It's all in the title. I actually missed this festival last year, so was determined to be in attendance this time round, even if it was just for a couple of hours on a Saturday afternoon.
I was hungry when I arrived, so started the day with some irresistible Pompeii Pizza (please set up a permanent shop guys), accompanied by some Barrelhead Galaxy, what I can only assume is a single hop pale ale at 4.6%. The aroma offers nice tropical hops, namely passionfruit and pineapple by my, er, assistant's reckoning. I found more citrus pungency, but either way it's an enticing aroma. The palate follows in a similar vein but doesn't quite pack the punch suggested. It's all waxy orange and bubblegum sweetness atop a fairly thin body. Not a world-beater, but incredibly easy drinking and a real treat with the pizza.
Not so good was the same brewer's Sorachi Zuki, which was running from keg. It pours mahogany in tone and produces a strange aroma of burnt toast, coffee cake and a little bit of grassiness. The taste has all of these flavour characteristics with the added 'bonus' of stinky rubber boot. Not totally unlike the dirty Thornbridge Wild Raven I had at last year's Octoberfest; some TLC for the lines is in order.

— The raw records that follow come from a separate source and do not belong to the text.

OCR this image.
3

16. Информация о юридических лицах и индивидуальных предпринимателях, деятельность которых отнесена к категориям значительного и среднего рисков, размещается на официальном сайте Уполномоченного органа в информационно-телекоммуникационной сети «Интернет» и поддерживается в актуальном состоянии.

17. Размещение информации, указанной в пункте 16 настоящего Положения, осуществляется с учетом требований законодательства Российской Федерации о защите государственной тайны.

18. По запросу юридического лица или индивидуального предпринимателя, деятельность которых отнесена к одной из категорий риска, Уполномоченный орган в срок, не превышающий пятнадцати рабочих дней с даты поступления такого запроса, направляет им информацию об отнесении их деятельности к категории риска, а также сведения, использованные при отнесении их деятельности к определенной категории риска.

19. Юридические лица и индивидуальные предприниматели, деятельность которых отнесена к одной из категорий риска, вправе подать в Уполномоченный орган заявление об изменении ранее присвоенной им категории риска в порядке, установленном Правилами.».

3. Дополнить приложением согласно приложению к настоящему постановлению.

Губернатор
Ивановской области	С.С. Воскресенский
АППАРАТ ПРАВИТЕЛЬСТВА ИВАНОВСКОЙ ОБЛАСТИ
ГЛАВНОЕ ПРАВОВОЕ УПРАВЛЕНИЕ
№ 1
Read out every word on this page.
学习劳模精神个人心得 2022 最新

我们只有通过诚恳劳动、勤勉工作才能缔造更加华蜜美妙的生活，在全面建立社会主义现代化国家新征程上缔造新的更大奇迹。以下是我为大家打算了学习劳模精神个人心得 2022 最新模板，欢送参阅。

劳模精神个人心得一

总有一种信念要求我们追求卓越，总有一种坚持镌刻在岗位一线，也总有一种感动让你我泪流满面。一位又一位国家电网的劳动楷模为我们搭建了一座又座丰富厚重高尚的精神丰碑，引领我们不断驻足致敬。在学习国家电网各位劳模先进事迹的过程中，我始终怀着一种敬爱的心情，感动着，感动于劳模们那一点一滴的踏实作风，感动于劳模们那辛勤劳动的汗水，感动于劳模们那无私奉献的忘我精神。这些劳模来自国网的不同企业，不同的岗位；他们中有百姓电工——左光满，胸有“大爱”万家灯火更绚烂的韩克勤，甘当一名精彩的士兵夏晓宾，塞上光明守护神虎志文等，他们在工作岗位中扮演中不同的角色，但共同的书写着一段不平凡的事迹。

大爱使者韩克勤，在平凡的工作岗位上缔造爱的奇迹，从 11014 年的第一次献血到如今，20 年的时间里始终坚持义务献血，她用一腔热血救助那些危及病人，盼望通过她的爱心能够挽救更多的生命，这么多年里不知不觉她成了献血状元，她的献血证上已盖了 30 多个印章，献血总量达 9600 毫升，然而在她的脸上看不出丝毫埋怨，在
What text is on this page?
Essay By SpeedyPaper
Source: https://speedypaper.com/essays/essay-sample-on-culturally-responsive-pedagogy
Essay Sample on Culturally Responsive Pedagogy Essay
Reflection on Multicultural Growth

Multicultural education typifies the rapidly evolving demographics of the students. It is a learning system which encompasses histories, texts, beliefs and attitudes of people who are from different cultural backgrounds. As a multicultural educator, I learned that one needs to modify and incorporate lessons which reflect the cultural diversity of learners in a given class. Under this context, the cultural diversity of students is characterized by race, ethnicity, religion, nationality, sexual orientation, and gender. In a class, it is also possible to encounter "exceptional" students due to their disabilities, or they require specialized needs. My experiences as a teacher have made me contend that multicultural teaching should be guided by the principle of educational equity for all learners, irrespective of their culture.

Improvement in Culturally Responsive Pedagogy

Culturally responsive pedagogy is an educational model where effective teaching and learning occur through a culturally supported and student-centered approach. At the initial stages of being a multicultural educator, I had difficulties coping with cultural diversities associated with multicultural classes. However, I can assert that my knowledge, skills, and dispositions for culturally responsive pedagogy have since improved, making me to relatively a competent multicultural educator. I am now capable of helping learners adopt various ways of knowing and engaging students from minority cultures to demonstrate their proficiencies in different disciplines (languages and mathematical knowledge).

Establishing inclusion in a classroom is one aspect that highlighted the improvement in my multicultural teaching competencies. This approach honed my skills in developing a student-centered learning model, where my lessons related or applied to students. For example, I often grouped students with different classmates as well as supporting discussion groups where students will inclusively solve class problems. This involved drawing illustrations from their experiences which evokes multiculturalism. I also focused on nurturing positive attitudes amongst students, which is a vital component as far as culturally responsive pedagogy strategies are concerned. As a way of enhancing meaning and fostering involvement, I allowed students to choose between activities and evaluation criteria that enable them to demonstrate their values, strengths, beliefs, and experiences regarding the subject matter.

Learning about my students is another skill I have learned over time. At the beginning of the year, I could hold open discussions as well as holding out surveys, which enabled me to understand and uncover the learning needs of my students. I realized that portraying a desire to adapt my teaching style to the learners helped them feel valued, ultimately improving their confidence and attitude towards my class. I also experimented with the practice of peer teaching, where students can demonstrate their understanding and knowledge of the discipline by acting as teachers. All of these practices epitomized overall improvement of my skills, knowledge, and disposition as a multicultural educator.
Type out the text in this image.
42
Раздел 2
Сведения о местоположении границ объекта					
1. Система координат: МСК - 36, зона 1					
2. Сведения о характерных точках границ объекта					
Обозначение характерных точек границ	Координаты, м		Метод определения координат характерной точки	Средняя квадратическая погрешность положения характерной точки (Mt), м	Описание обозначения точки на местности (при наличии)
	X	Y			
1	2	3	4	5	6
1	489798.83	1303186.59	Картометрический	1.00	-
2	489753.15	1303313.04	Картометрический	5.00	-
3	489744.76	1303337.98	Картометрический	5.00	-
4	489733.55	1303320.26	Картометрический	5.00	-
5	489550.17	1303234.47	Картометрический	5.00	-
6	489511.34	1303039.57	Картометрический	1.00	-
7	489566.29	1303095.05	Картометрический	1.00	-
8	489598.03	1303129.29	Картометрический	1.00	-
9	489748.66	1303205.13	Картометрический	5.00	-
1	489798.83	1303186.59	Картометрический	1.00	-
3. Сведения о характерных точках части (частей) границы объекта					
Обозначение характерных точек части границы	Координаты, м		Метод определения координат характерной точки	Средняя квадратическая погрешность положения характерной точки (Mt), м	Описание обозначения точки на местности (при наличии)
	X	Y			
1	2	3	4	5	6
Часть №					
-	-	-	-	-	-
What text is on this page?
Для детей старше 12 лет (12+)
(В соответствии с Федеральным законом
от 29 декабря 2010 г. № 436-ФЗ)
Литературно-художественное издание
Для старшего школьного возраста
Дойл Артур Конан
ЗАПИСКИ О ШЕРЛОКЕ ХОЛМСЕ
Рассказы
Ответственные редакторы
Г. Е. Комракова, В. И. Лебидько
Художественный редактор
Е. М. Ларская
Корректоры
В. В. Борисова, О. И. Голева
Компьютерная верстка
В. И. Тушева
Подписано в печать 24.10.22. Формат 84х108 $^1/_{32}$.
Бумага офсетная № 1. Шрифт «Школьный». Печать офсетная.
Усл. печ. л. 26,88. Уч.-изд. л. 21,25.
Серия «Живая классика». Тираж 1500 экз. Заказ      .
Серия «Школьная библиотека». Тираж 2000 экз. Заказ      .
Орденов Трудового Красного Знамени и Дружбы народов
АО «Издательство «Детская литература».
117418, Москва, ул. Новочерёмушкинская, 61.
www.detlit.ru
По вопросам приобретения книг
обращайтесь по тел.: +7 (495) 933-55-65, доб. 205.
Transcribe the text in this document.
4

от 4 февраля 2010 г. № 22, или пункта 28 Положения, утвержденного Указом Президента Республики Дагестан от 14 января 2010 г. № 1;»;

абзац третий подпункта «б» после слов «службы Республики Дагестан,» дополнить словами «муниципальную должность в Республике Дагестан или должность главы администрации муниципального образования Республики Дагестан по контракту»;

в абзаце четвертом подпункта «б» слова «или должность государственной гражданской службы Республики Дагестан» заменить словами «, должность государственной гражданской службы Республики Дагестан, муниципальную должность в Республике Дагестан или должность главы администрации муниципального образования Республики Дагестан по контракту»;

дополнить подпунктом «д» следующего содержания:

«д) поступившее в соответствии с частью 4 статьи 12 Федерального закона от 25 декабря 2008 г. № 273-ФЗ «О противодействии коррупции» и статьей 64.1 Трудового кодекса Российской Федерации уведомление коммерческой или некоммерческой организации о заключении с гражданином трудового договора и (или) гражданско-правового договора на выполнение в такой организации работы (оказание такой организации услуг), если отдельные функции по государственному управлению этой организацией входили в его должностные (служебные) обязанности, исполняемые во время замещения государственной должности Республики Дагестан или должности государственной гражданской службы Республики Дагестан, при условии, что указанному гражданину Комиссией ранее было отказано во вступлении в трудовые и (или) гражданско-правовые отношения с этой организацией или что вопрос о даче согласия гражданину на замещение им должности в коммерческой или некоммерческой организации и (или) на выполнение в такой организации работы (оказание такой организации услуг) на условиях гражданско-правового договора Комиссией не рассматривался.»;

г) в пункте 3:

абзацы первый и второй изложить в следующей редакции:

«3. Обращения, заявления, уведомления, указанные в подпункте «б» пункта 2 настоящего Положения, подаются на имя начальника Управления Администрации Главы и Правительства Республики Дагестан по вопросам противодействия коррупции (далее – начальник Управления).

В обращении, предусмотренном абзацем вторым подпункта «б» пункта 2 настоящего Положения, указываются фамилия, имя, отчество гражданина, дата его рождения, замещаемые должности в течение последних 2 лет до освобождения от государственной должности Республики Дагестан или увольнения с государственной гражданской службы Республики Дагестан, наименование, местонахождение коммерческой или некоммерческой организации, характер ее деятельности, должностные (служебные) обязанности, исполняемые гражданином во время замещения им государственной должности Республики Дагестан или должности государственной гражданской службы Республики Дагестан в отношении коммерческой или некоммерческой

After being denied the spritely lemongrass hoppiness I was expecting from a beer with Sorachi in the name, I was back on the market for bright and hoppy. This brought me to Brú and their IPA, Rí. I had tasted their stout previously, and found it enjoyable if forgettable. No such half measures here, as the buttery full body carries plenty of juicy bitter fruitiness, with grapefruit and pine maing their essential contributions in what is being called a West Coast IPA. The biscuity malt backbone doesn't impose itself too much, allowing the lively citrus peel hops to dance freely around the palate. I detect some Citra at work, but I could of course be mistaken. What's for certain is that this is a properly punchy IPA that does very good work with its ~5% ABV.
Moving up the scale, it was certainly Double IPA time. Black's of Kinsale had their Hop Magnet on cask and after the top-notched-ness of their previous two permanent releases (as well as the presumably top notch specials they did after getting funded) expectations were high. Well, for me anyway. The aroma is nice and fruity but beyond that I'm unable to deliver much detail, muted as it was. The palate takes shape better though, with a big hit of sweet and zesty mandarin and pine right at the front. It fades quickly to some slightly syrupy malts thereafter, resulting in a pleasant and drinkable beer but not as effective an experience of DIPA as you'd hope for from such an accomplished brewing operation. If it gets bottled I'll be first in line to try, hopefully it will have been tweaked by then.
We ended with my only dark beer of the day, Otterbank's Farami, a coffee stout. At 6% this is a wholesome affair, offering aromatic notes of those Café Noir biscuits that nobody really likes. In this instance, though, it's a welcoming smell. Roasy warm coffee and chocolate notes are the bulk of this heart stout, with sweeter caramel mocha notes coming towards the end. After each swallow there's a lingering bitterness on the inside of the cheeks leaving you in no doubt as to what just happened. Great stuff, I look forward to seeing more this in Cork.
And that was it. A short stay as always, but with so many casks and no real schedule for the weekend, planning for certain beers was just implausible. My only regret is passing up Rascal's Ginger Porter. Next time...
Hats off to the Franciscan Well for another fine festival. Roll on Easterfest!